Deep Factorization for Speech Signals

People

Dong Wang, Lantian Li, Zhiyuan Tang

Introduction

Various informative factors mixed in speech signals, leading to great difficulty when decoding any of the factors. Here informative factors we mean task-oriented factors, e.g., linguistic content, speaker identity and emotion factor, rather than factors of physical models, e.g., excitation and modulation of the traditional source-filter model.


A natural idea is that, if we can factorize speech signals into individual information factors, all the speech signal processing tasks will be greatly simplified.
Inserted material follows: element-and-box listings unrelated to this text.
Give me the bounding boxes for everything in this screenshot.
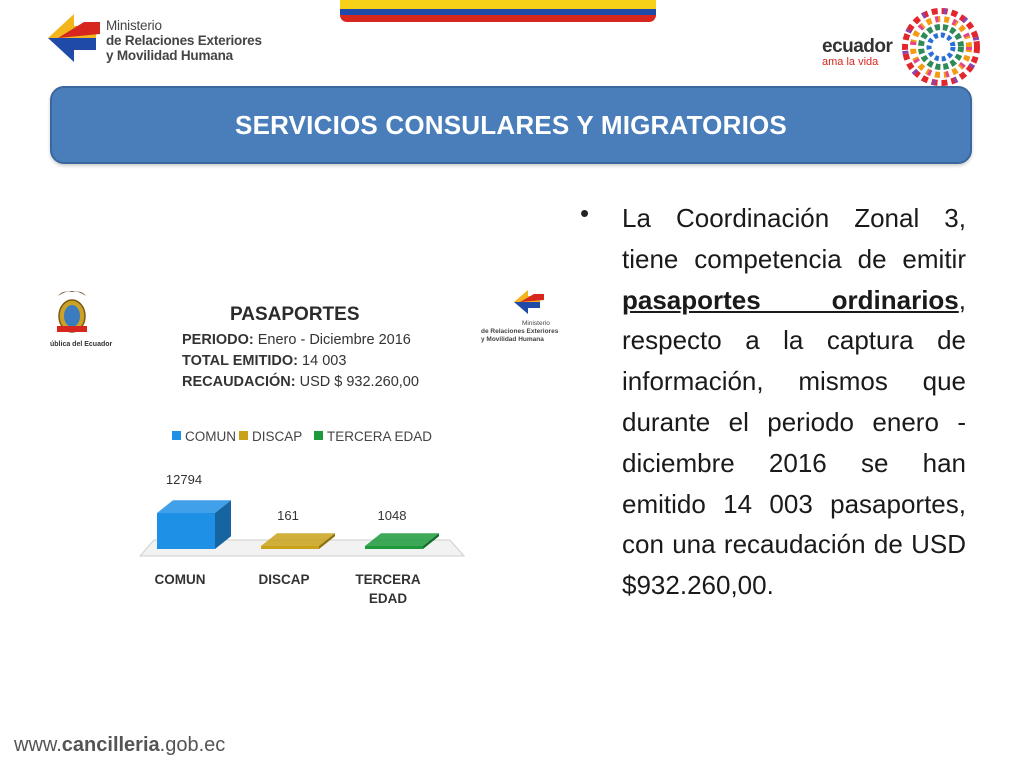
right-logo-line3: y Movilidad Humana	[481, 336, 544, 343]
chart-info-label: TOTAL EMITIDO:	[182, 353, 303, 369]
brand-tagline: ama la vida	[822, 56, 879, 68]
chart-info-line	[182, 332, 411, 348]
footer-domain: cancilleria	[61, 734, 160, 756]
category-label: COMUN	[154, 572, 206, 587]
left-logo-caption: ública del Ecuador	[50, 341, 113, 348]
bar-value-label: 12794	[165, 472, 203, 487]
legend-label: DISCAP	[252, 429, 303, 444]
bar-front	[261, 546, 319, 549]
ministry-logo	[44, 8, 284, 68]
chart-bars	[155, 472, 440, 606]
category-label: EDAD	[368, 591, 408, 606]
chart-info	[182, 332, 419, 390]
legend-label: TERCERA EDAD	[327, 429, 433, 444]
title-banner	[50, 86, 972, 164]
chart-info-value: Enero - Diciembre 2016	[257, 332, 411, 348]
ministry-line1: Ministerio	[106, 18, 162, 33]
chart-info-line	[182, 372, 419, 390]
bar-front	[157, 513, 215, 549]
legend-label: COMUN	[185, 429, 236, 444]
passports-chart	[44, 270, 584, 620]
bullet-dot-icon: •	[580, 198, 590, 228]
passports-chart-panel	[44, 270, 584, 620]
chart-legend	[172, 429, 432, 444]
sun-spiral-icon	[902, 8, 980, 86]
bullet-text	[622, 198, 966, 606]
footer-prefix: www.	[14, 734, 62, 756]
bar-value-label: 1048	[377, 508, 407, 523]
bullet-part2: , respecto a la captura de información, mismos que durante el periodo enero - diciembre 2016 se han emitido 14 003 pasaportes, con una recaudación de USD $932.260,00.	[622, 284, 966, 601]
flag-stripe	[340, 0, 656, 22]
footer-url	[14, 734, 225, 757]
legend-swatch	[172, 431, 181, 440]
chart-info-line	[182, 353, 346, 369]
coat-of-arms-icon	[57, 291, 87, 332]
right-logo-line2: de Relaciones Exteriores	[481, 328, 559, 335]
bullet-part1: La Coordinación Zonal 3, tiene competencia de emitir	[622, 203, 966, 274]
ministry-line2: de Relaciones Exteriores	[106, 33, 262, 48]
bullet-emphasis: pasaportes ordinarios	[622, 284, 959, 315]
bar-front	[365, 546, 423, 549]
ecuador-brand-logo	[822, 8, 982, 86]
category-label: TERCERA	[355, 572, 421, 587]
brand-word: ecuador	[822, 36, 893, 57]
legend-swatch	[314, 431, 323, 440]
banner-title: SERVICIOS CONSULARES Y MIGRATORIOS	[235, 109, 787, 140]
right-logo-line1: Ministerio	[522, 320, 550, 327]
ministry-mini-arrow-icon	[514, 290, 544, 314]
footer-suffix: .gob.ec	[159, 734, 226, 756]
legend-swatch	[239, 431, 248, 440]
category-label: DISCAP	[258, 572, 310, 587]
chart-title: PASAPORTES	[230, 304, 360, 325]
bar-value-label: 161	[277, 508, 299, 523]
chart-info-label: RECAUDACIÓN:	[182, 374, 300, 390]
chart-info-label: PERIODO:	[182, 332, 258, 348]
ministry-arrow-icon	[44, 8, 104, 68]
chart-info-value: 14 003	[302, 353, 347, 369]
chart-info-value: USD $ 932.260,00	[299, 374, 419, 390]
ministry-line3: y Movilidad Humana	[106, 48, 233, 63]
However, as expected, this factorization is highly difficult, due to at least two reasons: firstly, the mechanism that various factors mixed together is far from clear to us, the only thing we know right now is it is rather complex; secondly, if some typical factors are short-time identifiable is also far from known, e.g., speaker traits. That is to say, we essentially do not know if speech signals are short-time factorizable, until recently we found a deep speaker feature learning approach recently[1].
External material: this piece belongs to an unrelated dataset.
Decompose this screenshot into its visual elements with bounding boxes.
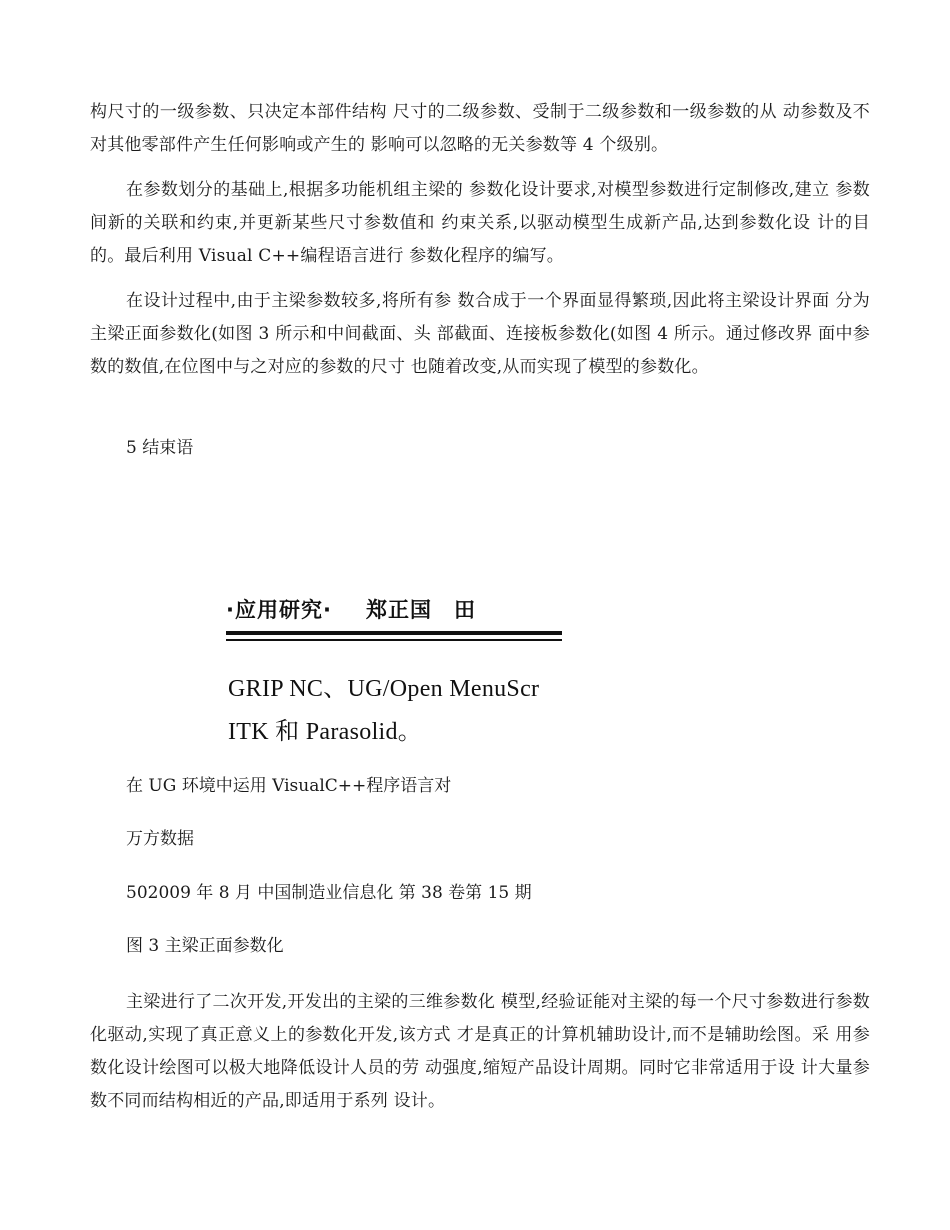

The discovery that speech signals are short-time factorizable is important, and it opens a door to a new paradigm of speech research. This project follows this direction and attempts to lay down the foundation of this new science.


Speaker feature learning

The discovery of the short-time property of speaker traits is the key step towards speech signal factorization, as the speaker trait is one of the two main factors: the other is linguistic content that we have known for a long time being short-time patterns.

The key idea of speaker feature learning is simply based on the idea of discriminating training speakers based on short-time frames by deep neural networks (DNN), date back to 2014 by Ehsan et al.[2]. As shown below, the output of the DNN involves the training speakers, and the frame-level speaker features are read from the last hidden layer. The basic assumption here is: if the output of the last hidden layer can be used as the input feature of the last hidden layer (a software regression classifier), these features should be speaker discriminative.

Dnn-spk.png

However, the vanilla structure of Ehsan et al. performs rather poor compared to the i-vector counterpart. One reason is that the simple back-end scoring is based on average to derive the utterance-based representations (called d-vectors) , but another reason is the vanilla DNN structure that does not consider much of the context and pattern learning. We therefore proposed a CT-DNN model that can learn stronger speaker features. The structure is shown below[1]:

Ctdnn-spk.png


Recently, we found that an 'all-info' training is effective for learning features. Looking back to DNN and CT-DNN, although the features read from last hidden layer are discriminative, but not 'all discriminative', because some discriminant info can be also impelemented in the last affine layer. A better strategy is let the feature generation net (feature net) learns all the things of discrimination. To achieve this, we discarded the parametric classifier (the last affine layer) and use the simple cosine distance to conduct the classification. An iterative training scheme can be used to implement this idea, that is, after each epoch, averaging the speaker features to derive speaker vectors, and then use the speaker vectors to replace the last hidden layer. The training will be then taken as usual. The new structure is as follows:


Fullinfo-spk.png


Reference

[1] Lantian Li, Yixiang Chen, Ying Shi, Zhiyuan Tang, and Dong Wang, “Deep speaker feature learning for text-independent speaker verification,”, Interspeech 2017.

[2] Ehsan Variani, Xin Lei, Erik McDermott, Ignacio Lopez Moreno, and Javier Gonzalez-Dominguez, “Deep neural networks for small footprint text-dependent speaker verification,”, ICASSP 2014.